What then, circumvented this inevitable revolution?

Encyclopedia Brittanica:
Halévy was particularly concerned with the rise of nonconformity, and he sought to show that what was basic to the British conception of liberty was a spirit of voluntary obedience.
Nonconformity, as the reader will no doubt appreciate, is the name given to the Protestant movement of dissent with the Anglican Church led by John Wesley, George Whitfield and others. Wesley had been summed up as:
"One of the architects of modern England" 
As many Western nations rush headlong into removing the historically privileged place of Christianity from all forms of public and political life, is it not time to rethink? If Christianity has proven a reliable source of social stability and a fence to ward off all manner of evils, is it not time to heed the wisdom of G.K Chesterton who said:
“Whenever you remove any fence, always ... pause long enough to ask yourself the question, 'Why was it put there in the first place?'”
We delivered our groceries, and asked the lady if she would like to be prayed for, she agreed and after brief prayer we left.
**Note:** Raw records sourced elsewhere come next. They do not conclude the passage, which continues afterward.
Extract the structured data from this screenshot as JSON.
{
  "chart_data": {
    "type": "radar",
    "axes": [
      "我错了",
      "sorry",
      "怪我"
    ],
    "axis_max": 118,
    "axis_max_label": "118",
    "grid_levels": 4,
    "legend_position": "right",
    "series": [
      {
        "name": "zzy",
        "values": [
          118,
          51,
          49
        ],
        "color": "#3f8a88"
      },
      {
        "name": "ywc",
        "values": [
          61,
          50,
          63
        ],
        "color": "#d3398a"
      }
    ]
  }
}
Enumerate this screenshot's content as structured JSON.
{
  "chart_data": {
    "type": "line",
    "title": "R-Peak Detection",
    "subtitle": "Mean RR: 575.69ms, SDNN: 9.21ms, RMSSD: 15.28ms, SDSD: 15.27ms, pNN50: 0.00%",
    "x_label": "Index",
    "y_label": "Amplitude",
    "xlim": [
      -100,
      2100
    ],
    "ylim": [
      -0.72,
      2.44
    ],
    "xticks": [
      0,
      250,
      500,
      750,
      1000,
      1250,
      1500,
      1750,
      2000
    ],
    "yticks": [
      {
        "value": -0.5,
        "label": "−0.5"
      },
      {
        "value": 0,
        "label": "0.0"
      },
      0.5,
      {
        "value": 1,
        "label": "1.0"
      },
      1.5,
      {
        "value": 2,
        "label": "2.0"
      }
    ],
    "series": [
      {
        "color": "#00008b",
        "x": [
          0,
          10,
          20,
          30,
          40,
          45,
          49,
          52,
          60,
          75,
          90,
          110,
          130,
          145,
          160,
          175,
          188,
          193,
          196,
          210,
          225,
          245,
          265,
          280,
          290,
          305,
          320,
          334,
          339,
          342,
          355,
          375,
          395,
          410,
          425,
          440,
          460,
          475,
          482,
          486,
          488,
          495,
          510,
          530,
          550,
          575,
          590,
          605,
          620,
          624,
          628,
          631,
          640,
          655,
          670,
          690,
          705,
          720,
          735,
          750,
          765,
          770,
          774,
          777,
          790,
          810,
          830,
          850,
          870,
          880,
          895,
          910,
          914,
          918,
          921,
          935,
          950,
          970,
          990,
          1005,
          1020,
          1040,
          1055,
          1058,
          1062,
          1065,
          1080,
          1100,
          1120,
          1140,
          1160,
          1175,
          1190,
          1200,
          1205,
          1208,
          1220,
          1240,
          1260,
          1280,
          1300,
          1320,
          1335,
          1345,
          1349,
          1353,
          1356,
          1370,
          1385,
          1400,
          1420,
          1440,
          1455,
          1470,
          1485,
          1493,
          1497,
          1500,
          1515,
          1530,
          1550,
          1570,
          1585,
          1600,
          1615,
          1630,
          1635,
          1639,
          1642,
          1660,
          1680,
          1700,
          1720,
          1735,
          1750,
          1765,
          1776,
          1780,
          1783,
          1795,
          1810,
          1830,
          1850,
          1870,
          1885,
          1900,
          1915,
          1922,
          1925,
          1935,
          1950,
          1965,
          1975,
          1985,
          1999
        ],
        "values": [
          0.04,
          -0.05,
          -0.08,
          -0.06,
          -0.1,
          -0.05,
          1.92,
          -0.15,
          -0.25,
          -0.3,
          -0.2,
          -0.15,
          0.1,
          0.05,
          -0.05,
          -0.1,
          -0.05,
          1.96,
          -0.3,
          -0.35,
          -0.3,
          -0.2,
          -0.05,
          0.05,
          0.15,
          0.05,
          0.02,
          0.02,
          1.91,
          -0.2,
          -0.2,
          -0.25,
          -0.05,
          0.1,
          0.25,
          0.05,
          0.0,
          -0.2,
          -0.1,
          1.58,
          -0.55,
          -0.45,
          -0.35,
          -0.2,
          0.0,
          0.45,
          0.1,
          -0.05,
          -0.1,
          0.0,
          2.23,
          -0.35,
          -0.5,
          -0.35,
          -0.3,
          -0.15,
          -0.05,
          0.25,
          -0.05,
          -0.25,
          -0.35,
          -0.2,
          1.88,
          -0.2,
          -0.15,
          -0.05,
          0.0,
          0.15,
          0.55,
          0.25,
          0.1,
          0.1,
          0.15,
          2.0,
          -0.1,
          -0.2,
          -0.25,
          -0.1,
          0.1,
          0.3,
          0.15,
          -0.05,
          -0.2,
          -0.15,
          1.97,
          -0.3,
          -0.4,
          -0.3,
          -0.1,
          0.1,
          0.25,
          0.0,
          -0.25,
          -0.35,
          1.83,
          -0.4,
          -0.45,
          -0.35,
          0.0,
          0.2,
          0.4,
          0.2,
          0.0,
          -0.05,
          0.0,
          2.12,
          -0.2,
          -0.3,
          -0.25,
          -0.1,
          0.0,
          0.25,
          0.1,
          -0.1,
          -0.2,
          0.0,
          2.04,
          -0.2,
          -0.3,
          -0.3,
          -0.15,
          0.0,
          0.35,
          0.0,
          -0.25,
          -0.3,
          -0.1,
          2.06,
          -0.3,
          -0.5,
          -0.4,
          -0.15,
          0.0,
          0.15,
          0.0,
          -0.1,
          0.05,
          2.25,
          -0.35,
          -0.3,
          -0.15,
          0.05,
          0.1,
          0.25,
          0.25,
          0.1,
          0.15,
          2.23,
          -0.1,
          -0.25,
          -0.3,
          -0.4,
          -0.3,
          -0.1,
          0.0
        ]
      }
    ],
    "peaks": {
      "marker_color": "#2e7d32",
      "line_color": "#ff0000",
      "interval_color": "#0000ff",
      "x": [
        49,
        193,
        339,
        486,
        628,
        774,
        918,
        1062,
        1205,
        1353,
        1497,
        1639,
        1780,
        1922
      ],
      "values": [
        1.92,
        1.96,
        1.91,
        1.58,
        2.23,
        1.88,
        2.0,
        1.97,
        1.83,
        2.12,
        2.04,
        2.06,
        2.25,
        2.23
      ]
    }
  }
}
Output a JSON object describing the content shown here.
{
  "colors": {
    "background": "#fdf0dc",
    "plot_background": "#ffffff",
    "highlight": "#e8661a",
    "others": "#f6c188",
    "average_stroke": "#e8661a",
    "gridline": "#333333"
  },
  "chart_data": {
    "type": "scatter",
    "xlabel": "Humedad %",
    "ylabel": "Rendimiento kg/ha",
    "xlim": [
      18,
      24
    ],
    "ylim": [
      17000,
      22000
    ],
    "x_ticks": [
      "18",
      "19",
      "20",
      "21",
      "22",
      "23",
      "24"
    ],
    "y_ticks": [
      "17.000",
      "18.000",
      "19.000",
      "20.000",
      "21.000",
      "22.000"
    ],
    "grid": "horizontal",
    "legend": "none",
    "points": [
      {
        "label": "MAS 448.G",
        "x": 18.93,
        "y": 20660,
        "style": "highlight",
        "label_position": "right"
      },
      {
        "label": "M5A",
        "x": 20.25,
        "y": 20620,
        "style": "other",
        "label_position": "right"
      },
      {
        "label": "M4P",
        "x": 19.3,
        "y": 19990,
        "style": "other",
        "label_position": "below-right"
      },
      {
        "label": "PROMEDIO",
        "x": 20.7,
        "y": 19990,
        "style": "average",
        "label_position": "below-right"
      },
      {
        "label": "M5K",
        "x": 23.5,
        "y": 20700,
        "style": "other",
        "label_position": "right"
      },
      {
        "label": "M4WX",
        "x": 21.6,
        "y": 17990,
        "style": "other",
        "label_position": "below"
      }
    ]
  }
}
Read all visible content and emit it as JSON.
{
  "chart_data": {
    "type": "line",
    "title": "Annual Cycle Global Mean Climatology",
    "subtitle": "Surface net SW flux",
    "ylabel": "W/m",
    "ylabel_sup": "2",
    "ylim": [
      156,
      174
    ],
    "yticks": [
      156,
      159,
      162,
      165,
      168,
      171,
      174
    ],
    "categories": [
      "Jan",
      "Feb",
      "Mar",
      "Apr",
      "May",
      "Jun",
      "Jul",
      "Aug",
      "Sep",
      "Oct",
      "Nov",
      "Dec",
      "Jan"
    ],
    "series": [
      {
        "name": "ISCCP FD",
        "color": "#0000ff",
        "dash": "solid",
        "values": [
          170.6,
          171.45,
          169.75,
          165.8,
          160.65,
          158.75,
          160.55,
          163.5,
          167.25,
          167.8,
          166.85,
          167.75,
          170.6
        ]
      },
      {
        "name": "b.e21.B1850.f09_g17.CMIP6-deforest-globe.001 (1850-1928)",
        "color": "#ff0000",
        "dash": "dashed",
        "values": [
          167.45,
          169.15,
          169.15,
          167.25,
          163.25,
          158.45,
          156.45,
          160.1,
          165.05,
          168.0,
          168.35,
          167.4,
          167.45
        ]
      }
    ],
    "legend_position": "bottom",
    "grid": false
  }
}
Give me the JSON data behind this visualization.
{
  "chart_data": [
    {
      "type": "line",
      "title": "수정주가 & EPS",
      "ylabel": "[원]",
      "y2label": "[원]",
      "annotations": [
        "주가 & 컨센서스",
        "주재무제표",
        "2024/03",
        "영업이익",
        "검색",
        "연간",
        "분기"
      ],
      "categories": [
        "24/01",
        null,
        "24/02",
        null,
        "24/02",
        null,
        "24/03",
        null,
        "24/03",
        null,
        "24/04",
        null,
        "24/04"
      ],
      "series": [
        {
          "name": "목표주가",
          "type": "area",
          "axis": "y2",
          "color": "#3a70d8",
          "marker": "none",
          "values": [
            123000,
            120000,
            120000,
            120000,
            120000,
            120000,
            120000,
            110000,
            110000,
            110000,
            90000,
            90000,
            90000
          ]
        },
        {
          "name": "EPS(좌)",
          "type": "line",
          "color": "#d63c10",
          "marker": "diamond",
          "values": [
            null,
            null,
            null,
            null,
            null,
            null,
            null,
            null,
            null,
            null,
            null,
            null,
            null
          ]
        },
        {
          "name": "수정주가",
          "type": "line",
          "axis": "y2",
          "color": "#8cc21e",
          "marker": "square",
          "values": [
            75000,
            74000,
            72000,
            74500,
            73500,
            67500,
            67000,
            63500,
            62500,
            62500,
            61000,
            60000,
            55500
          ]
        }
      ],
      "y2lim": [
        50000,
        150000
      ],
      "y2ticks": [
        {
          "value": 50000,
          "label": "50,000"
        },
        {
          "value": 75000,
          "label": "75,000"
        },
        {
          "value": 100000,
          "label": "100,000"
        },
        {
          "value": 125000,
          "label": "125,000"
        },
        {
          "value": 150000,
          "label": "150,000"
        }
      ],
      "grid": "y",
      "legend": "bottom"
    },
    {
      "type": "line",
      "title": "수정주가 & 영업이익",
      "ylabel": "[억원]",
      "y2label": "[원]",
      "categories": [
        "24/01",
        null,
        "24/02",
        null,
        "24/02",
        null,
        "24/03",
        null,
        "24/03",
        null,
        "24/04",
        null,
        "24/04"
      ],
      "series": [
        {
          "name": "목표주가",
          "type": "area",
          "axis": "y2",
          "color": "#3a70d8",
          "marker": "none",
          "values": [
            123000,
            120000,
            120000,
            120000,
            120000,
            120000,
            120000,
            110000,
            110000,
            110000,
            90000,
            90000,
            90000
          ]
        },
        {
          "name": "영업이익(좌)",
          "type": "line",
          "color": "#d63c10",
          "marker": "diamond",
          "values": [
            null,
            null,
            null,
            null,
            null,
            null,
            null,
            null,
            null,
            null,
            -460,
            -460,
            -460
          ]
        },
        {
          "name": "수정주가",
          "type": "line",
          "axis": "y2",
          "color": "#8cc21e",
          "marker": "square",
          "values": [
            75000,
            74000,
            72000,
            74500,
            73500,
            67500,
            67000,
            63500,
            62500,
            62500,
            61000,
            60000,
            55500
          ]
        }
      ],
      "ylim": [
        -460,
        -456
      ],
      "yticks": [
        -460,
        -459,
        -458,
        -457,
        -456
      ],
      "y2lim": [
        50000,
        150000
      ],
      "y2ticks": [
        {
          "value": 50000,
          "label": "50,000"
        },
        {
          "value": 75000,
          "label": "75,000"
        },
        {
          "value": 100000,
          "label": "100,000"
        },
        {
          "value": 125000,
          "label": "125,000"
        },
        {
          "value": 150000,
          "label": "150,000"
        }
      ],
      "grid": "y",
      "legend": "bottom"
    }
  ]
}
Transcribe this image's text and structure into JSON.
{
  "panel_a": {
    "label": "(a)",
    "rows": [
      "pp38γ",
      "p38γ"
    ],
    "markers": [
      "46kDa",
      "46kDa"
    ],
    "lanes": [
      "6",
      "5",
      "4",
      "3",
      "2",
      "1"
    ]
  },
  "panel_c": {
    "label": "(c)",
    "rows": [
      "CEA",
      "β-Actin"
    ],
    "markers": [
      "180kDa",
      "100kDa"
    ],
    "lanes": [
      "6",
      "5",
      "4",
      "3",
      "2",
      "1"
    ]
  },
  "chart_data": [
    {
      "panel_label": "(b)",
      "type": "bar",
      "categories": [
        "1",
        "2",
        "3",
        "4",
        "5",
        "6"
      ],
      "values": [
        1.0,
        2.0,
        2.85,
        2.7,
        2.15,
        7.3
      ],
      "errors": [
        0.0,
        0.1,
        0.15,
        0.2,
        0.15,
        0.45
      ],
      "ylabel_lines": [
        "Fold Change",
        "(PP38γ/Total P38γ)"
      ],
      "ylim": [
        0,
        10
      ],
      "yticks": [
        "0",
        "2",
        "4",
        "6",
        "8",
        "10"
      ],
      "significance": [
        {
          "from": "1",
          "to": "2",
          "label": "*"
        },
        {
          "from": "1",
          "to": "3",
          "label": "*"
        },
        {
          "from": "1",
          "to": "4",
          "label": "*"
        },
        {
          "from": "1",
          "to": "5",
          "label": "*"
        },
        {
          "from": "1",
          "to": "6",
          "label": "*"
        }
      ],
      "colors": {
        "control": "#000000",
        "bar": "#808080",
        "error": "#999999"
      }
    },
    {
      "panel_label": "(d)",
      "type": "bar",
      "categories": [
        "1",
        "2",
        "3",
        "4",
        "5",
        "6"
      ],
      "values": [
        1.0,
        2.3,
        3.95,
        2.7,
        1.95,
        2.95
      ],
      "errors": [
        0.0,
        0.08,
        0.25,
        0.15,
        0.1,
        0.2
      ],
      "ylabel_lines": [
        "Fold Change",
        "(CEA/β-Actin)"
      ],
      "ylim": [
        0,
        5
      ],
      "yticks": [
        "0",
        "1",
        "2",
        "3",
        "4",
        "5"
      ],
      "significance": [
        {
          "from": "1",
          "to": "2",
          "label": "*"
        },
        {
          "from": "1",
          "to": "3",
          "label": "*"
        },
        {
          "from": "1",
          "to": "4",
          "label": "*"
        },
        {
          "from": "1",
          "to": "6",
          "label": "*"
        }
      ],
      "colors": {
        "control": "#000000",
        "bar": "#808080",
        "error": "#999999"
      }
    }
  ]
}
A trolley full of groceries will satiate the hunger for a while, only for it to return, she will experience hunger again. Then what? Our prayer is that she begins to recognize a desire for that "bread" that takes away the leanness of soul. Extrapolate that to a whole culture and we begin to see where we are at. The clamour for things that don't really satisfy. Like the cordial that is designed to instigate thirst, we need to be questioning our need for "junk food" as a culture. We need to recognize that though we may be replete with goods that bloat our bodies, on the inside there is a serious malnutrition that is killing us.